Development of salivary gland organoids derived from patient biopsies: a functional model of Sjögren's disease

Loïc Meudec; Negaar Goudarzi; Sacha E Silva-Saffar; Juliette Pascaud; Fanny Jaulin; Quentin Pascal; Thierry Lazure; Rami Bechara; Xavier Mariette; Gaetane Nocturne

doi:10.1016/j.ard.2025.04.020

Development of salivary gland organoids derived from patient biopsies: a functional model of Sjögren's disease

Ann Rheum Dis. 2025 May 19:S0003-4967(25)00909-4. doi: 10.1016/j.ard.2025.04.020. Online ahead of print.

Authors

Affiliations

¹ Université Paris-Saclay, Inserm, CEA, Center for Immunology of Viral, Auto-immune, Hematological and Bacterial Diseases (IMVA-HB/IDMIT), Inserm UMR 1184, Le Kremlin-Bicêtre, France; Department of immuno-rhumatology, FHU CARE 2, AP-HP, GHU Paris Saclay, Hôpital Bicêtre, Le Kremlin-Bicêtre, France.
² Université Paris-Saclay, Inserm, CEA, Center for Immunology of Viral, Auto-immune, Hematological and Bacterial Diseases (IMVA-HB/IDMIT), Inserm UMR 1184, Le Kremlin-Bicêtre, France.
³ Institut Gustave Roussy, INSERM U1279, Patient-Derived Cancer Organoids Platform, Université Paris Saclay, Villejuif, France.
⁴ Center for Immunology of Viral, Auto-immune, Hematological and Bacterial Diseases (IMVA-HB/IDMIT), Université Paris-Saclay, Inserm, CEA, Le Kremlin-Bicêtre, France.
⁵ Department of pathology, AP-HP, GHU Paris Saclay, Hôpital Bicêtre, Le Kremlin-Bicêtre, France.
⁶ Université Paris-Saclay, Inserm, CEA, Center for Immunology of Viral, Auto-immune, Hematological and Bacterial Diseases (IMVA-HB/IDMIT), Inserm UMR 1184, Le Kremlin-Bicêtre, France; Department of immuno-rhumatology, FHU CARE 2, AP-HP, GHU Paris Saclay, Hôpital Bicêtre, Le Kremlin-Bicêtre, France. Electronic address: gaetane.nocturne@aphp.fr.

PMID: 40393919
DOI: 10.1016/j.ard.2025.04.020

Abstract

Objectives: Salivary gland epithelial cells (SGECs) play a key role in Sjögren's disease (SjD) as an active contributor to the pathogenesis. Current models lack clear epithelial readouts. Our aim was to establish a more advanced model by developing salivary gland organoids (SGOs) from labial salivary gland biopsies (LSGBs) of SjD patients and sicca controls.
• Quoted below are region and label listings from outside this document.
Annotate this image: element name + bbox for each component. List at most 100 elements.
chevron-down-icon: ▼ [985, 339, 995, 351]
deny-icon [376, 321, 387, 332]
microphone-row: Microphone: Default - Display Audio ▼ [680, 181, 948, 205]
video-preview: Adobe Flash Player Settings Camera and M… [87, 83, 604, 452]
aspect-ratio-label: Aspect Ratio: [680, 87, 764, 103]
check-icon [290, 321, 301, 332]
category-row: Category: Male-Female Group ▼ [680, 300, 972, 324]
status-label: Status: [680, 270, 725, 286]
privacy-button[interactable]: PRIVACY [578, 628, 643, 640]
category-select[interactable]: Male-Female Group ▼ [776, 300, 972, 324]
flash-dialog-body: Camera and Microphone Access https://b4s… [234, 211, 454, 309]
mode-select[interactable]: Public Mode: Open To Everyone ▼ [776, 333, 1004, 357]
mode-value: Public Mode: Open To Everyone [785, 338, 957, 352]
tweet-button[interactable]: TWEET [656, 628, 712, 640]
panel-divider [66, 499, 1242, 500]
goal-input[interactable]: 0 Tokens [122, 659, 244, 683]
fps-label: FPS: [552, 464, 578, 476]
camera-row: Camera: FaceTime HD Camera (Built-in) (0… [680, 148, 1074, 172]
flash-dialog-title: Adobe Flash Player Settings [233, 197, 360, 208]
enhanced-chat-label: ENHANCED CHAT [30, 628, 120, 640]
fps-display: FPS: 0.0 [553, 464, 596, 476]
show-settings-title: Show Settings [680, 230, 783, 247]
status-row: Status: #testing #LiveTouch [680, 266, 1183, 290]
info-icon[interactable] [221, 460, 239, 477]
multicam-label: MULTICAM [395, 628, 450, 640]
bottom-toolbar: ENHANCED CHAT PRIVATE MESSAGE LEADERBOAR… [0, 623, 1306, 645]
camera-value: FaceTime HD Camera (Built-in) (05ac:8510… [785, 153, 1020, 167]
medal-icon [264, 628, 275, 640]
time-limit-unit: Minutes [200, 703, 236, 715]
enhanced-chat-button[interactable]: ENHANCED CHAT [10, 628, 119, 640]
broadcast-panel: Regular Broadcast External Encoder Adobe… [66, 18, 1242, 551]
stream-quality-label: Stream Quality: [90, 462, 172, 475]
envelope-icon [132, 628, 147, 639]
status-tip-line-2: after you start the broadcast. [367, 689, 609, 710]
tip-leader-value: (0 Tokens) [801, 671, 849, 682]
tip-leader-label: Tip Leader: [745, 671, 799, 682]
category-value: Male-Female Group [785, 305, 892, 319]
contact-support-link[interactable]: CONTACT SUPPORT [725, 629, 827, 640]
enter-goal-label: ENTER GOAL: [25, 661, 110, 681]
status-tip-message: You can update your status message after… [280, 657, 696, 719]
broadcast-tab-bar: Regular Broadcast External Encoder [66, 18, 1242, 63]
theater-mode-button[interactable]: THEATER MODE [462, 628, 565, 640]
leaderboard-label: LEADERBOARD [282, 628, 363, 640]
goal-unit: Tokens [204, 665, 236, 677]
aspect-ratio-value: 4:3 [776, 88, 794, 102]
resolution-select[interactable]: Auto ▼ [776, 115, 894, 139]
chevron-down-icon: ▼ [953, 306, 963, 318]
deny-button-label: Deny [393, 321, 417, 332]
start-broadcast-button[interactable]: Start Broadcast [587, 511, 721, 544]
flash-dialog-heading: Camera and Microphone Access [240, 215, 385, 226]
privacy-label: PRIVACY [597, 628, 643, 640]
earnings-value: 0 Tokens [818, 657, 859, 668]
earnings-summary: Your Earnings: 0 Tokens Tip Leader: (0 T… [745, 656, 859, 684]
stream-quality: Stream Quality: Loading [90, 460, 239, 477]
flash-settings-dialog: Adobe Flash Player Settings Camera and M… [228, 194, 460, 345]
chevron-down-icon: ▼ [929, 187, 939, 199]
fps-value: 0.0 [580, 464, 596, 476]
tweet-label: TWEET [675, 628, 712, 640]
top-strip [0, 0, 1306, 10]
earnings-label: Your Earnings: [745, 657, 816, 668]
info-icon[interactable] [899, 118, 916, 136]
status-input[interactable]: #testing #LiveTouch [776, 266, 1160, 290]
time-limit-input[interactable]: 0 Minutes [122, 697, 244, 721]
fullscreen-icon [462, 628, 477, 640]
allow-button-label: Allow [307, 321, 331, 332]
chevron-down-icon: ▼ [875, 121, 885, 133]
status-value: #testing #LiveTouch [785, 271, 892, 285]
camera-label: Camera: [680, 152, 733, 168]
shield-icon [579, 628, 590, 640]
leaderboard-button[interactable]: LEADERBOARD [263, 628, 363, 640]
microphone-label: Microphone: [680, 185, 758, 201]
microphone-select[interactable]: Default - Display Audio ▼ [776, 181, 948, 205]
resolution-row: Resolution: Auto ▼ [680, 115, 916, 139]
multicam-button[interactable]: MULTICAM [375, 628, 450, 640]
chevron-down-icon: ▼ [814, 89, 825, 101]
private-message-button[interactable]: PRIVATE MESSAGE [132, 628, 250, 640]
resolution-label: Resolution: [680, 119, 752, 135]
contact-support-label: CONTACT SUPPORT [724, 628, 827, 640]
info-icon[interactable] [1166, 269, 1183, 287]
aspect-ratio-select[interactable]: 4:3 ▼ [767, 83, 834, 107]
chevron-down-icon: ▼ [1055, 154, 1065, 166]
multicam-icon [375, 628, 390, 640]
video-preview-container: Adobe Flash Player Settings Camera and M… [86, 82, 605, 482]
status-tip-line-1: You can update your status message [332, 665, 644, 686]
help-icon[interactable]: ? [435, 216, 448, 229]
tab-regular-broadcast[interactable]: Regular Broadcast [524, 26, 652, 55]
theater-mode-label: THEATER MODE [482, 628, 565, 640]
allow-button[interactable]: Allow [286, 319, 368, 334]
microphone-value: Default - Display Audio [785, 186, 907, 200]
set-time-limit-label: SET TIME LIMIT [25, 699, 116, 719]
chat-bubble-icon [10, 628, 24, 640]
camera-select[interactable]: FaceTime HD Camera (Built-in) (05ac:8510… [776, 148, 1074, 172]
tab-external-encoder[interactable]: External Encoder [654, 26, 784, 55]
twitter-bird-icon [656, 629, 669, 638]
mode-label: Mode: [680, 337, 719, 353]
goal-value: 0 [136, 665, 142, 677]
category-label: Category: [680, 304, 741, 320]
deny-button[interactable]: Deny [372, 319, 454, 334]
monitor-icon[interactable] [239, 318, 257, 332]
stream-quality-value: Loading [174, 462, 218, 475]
Methods: We included SjD patients fulfilling the American College of Rheumatology/European League Against Rheumatism 2016 criteria and sicca controls. LSGBs were dissociated, encapsulated in extracellular matrix, and submerged in growth expansion medium for long-term culture. SGOs were primarily cultured in differentiation medium and then transferred to a low attachment plate to form differentiated SGOs (DIF-SGOs).

Results: We included 13 SjD and 15 controls. In both groups, SGOs were formed, demonstrating long-term culture viability and comparable self-renewal capacity (3.3 ± 1.7 months). DIF-SGOs comparably exhibited mature acinar (aquaporin 5, amylase), ductal (cytokeratins 5 and 7) and myoepithelial (α-smooth muscle actin) markers in both groups. DIF-SGOs were responsive to inflammation by expressing BAFF, CXCL10 and IL7 upon stimulation with poly(I:C) and interferon-α. DIF-SGOs also demonstrated a swelling response to cholinergic stimulation by pilocarpine. We observed significant differences between SjD- and control-derived SGOs. Notably, SjD-derived DIF-SGOs consistently maintained a persistent interferon signature throughout long-term culture. In addition, the swelling capacity was reduced in SjD-derived DIF-SGOs compared to control. However, treatment with tofacitinib enhanced the swelling ability, suggesting a potential effect on saliva production.

Conclusions: We successfully developed SGOs from LSGBs of SjD patients, allowing long-term culture and faithfully recapitulating the disease phenotype. This model holds promise as a valuable tool for drug screening.